La révolution de la chirurgie éveillée.
La chirurgie reste aujourd’hui le traitement de référence des tumeurs cérébrales et les techniques utilisées ne cessent de s’améliorer : les neurochirurgiens travaillent continuellement à la mise au point de stratégies et d’outils visant à optimiser l’efficacité des interventions, tout en limitant leurs séquelles éventuelles.
Ainsi, le traitement des tumeurs cérébrales les moins agressives (les gliomes de basgrade) est en train de vivre une petite révolution grâce au développement de la chirurgie éveillée : en opérant un patient conscient, il est possible de vérifier que l’intervention ne porte pas atteinte à des fonctions telles que la parole, la vue ou la motricité. Dès lors, le chirurgien peut s’attaquer à des zones de la tumeur qui sont proches du tissu cérébral sain et retirer ainsi beaucoup plus de cellules tumorales qu’autrefois. S’il est encore imprudent de parler de guérison, il est devenu possible d’obtenir des rémissions très prolongées, avec une meilleure qualité de vie, grâce à cette technique.
Vers les thérapies ciblées.
Pour les tumeurs plus agressives, la chirurgie n’est pas suffisante. Leur traitement repose le plus souvent sur la radiothérapie. Mais récemment, l’arrivée d’une nouvelle molécule de chimiothérapie a modifié la prise en charge des tumeurs les plus dangereuses, les glioblastomes : cette molécule, le témozolomide, semble en effet permettre de multiplier par deux l’espérance de vie à deux ans d’une partie des patients porteurs de ce type de lésion.

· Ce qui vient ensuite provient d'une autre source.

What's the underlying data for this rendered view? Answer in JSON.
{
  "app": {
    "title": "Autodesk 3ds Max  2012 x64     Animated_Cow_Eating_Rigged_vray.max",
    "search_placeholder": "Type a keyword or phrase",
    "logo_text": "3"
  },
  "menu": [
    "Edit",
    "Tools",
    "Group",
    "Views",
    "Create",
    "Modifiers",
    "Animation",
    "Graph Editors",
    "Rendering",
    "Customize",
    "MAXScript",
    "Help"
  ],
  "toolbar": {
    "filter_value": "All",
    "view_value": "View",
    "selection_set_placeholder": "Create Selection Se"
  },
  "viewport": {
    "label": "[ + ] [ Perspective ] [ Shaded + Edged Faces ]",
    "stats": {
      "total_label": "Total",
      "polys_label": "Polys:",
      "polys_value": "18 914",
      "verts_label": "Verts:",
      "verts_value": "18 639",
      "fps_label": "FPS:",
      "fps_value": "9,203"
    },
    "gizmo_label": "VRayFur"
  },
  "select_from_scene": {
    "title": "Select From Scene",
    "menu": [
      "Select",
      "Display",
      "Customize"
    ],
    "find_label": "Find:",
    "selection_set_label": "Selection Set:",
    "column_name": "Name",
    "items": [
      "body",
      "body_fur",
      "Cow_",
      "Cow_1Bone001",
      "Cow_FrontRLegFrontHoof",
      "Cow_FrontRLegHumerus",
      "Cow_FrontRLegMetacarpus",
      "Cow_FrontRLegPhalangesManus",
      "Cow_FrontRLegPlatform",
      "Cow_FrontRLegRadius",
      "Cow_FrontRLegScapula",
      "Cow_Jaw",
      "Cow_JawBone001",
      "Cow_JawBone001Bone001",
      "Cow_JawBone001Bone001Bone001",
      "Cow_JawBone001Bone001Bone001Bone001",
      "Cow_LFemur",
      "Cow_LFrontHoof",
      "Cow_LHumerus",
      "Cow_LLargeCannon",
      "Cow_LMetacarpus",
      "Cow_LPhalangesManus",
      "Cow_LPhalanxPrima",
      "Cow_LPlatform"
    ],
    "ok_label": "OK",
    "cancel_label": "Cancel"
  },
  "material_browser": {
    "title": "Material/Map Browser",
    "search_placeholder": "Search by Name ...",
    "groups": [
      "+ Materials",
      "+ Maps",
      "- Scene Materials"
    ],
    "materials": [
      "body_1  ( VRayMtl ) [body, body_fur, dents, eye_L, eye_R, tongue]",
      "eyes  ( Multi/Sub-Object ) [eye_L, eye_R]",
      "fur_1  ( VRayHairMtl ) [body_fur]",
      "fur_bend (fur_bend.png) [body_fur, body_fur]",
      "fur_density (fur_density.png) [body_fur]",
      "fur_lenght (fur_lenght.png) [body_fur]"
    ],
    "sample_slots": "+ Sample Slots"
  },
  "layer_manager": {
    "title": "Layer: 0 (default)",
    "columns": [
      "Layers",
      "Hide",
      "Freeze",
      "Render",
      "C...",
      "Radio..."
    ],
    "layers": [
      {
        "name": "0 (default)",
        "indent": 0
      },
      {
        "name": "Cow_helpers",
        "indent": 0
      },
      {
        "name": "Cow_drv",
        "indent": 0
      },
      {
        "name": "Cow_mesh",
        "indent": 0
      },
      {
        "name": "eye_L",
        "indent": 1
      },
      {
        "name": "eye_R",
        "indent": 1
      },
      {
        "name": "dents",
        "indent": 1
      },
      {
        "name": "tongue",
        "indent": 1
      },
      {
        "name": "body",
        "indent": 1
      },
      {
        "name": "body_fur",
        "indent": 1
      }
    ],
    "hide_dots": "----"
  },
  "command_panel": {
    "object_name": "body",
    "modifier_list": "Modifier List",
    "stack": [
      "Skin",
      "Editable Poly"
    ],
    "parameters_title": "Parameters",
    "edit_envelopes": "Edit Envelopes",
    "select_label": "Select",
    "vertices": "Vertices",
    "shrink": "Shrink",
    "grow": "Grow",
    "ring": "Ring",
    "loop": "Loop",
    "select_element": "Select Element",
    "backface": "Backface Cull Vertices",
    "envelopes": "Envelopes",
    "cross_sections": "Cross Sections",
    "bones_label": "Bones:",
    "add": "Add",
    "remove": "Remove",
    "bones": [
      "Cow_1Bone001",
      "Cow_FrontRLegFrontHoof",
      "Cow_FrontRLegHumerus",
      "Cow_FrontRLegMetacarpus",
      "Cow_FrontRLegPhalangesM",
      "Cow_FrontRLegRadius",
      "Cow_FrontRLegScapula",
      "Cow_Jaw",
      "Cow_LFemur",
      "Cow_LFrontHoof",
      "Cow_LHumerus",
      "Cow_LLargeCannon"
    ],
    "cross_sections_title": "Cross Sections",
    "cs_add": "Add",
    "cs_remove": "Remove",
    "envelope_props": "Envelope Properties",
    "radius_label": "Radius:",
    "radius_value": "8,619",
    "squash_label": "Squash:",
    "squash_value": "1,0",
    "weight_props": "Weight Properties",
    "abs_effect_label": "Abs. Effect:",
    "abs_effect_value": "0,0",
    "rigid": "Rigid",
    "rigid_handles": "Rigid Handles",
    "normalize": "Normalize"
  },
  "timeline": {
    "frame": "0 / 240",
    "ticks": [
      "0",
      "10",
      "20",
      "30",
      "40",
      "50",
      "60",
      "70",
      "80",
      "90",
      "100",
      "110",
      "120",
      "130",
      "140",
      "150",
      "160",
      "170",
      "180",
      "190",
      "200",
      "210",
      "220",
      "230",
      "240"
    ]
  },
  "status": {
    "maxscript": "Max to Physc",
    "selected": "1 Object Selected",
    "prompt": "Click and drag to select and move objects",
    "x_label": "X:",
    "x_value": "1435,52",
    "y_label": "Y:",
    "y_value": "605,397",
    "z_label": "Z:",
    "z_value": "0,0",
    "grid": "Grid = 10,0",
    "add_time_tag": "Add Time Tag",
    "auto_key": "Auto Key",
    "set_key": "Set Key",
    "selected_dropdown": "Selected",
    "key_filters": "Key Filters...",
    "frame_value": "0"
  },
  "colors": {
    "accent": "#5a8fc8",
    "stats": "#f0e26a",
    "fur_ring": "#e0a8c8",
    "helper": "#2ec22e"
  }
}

Et les progrès de cet ordre ne font que commencer. La moitié des glioblastomes récidivants semblent répondre au bévacizumab, une molécule de thérapie ciblée qui agit en affamant les tumeurs. L’efficacité du traitement est souvent transitoire et modeste en termes d’espérance de vie. Mais ce résultat ouvre une brèche : il existe déjà énormément de molécules de thérapie ciblée, utilisées dans le traitement d’autres cancers. Il faut encourager les essais cliniques visant à évaluer leurs utilisations dans le traitement des tumeurs cérébrales. C’est une chance supplémentaire pour les patients et c’est le seul moyen de découvrir de nouveaux traitements efficaces.